Cet article a été imprimé sur : http://www.ce-que-je-lis.fr/la-nuit-des-temps

La nuit des temps

René Barjavel

vendredi 2 juillet 2010

Je terminerais ma participation à ce concours par un conseil de lecture sur le fabuleux livre de science-fiction de René Barjavel, le nuit des temps. L’histoire commence en Antarctique, où une équipe de scientifique français mettent au jour une étrange sphère, en effectuant des carottages.

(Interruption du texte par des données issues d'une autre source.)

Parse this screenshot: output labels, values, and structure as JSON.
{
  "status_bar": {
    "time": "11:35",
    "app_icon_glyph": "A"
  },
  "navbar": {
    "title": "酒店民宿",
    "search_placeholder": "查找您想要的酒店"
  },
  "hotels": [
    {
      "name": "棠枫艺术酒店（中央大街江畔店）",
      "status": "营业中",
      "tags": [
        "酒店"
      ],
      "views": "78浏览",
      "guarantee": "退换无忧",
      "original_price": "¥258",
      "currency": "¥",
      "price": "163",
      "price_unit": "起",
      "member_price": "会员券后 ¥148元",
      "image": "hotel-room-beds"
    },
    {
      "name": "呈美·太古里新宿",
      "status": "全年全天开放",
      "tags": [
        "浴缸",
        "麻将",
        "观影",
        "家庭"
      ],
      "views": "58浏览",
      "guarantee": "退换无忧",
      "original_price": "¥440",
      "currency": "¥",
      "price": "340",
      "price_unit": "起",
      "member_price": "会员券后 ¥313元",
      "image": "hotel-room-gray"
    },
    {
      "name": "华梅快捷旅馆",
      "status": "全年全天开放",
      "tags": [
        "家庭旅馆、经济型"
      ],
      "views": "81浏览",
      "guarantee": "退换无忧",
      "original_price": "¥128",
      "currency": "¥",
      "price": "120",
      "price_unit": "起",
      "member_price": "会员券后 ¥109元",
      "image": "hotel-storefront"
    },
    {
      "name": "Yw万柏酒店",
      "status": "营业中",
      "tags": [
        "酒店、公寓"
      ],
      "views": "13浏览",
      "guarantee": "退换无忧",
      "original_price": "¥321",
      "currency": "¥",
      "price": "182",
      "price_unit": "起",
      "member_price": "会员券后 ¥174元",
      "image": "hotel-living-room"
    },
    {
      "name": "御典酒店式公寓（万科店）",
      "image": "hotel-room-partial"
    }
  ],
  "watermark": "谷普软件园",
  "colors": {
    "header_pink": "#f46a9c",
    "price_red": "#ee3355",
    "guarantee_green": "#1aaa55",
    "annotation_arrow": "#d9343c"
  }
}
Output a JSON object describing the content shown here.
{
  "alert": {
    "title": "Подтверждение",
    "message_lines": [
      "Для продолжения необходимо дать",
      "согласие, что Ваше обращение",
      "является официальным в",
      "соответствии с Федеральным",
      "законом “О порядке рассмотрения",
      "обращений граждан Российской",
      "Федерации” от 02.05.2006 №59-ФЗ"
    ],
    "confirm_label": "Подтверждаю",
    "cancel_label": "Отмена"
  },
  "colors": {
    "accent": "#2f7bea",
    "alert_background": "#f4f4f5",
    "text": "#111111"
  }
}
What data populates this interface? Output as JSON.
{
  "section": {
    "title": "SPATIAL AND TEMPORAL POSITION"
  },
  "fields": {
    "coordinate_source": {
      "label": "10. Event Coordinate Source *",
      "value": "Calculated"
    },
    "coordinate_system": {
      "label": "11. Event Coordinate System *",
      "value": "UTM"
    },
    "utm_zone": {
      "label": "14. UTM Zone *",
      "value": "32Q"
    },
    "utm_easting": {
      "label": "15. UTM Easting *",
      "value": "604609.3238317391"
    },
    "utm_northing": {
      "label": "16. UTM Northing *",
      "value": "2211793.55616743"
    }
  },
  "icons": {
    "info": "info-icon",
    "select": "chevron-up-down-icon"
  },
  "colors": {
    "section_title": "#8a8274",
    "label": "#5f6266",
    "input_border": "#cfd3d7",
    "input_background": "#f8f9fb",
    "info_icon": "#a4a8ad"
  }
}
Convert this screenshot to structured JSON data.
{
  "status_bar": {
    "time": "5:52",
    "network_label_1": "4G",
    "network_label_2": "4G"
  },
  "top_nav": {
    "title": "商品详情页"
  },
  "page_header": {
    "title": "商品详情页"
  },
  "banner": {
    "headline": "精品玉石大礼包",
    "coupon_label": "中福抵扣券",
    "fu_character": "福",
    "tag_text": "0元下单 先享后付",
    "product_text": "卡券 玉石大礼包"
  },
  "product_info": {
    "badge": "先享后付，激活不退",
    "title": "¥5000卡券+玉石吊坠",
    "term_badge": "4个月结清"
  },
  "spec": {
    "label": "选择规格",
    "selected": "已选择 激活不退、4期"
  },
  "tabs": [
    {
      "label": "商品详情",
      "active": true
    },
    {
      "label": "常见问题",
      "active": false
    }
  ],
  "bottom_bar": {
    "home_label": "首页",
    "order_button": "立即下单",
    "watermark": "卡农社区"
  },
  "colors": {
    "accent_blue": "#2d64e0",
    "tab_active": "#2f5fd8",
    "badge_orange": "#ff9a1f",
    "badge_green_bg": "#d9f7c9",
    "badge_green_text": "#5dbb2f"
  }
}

Cette sphère est enfouie si profondément que la France demande aux autres nations de lui prêter main forte pour pouvoir extraire la sphère de la glace. L’épaisseur de glace est si importante que l’on arrive à déterminer que l’objet est enfoui depuis plusieurs milliers d’années. Lorsque on arrive enfin à atteindre la sphère et à l’ouvrir, on découvre à l’intérieur un homme et une femme, Eléa et Païkan, encore en vie.

Grâce à un appareil de télépathie, les scientifiques parviennent à pénétrer les souvenirs de la femme qui leur fait partager ses souvenirs ; Les scientifiques découvrent alors une terre bien différente de celle que nous connaissons. Composée uniquement de deux continents, le Gondawa et le Enisoraï. Au travers de l’histoire des personnages, le lecteur découvre le destin de ces deux continents. Mais il faut que je m’arrête là, car sinon je risque de dévoiler toute l’histoire.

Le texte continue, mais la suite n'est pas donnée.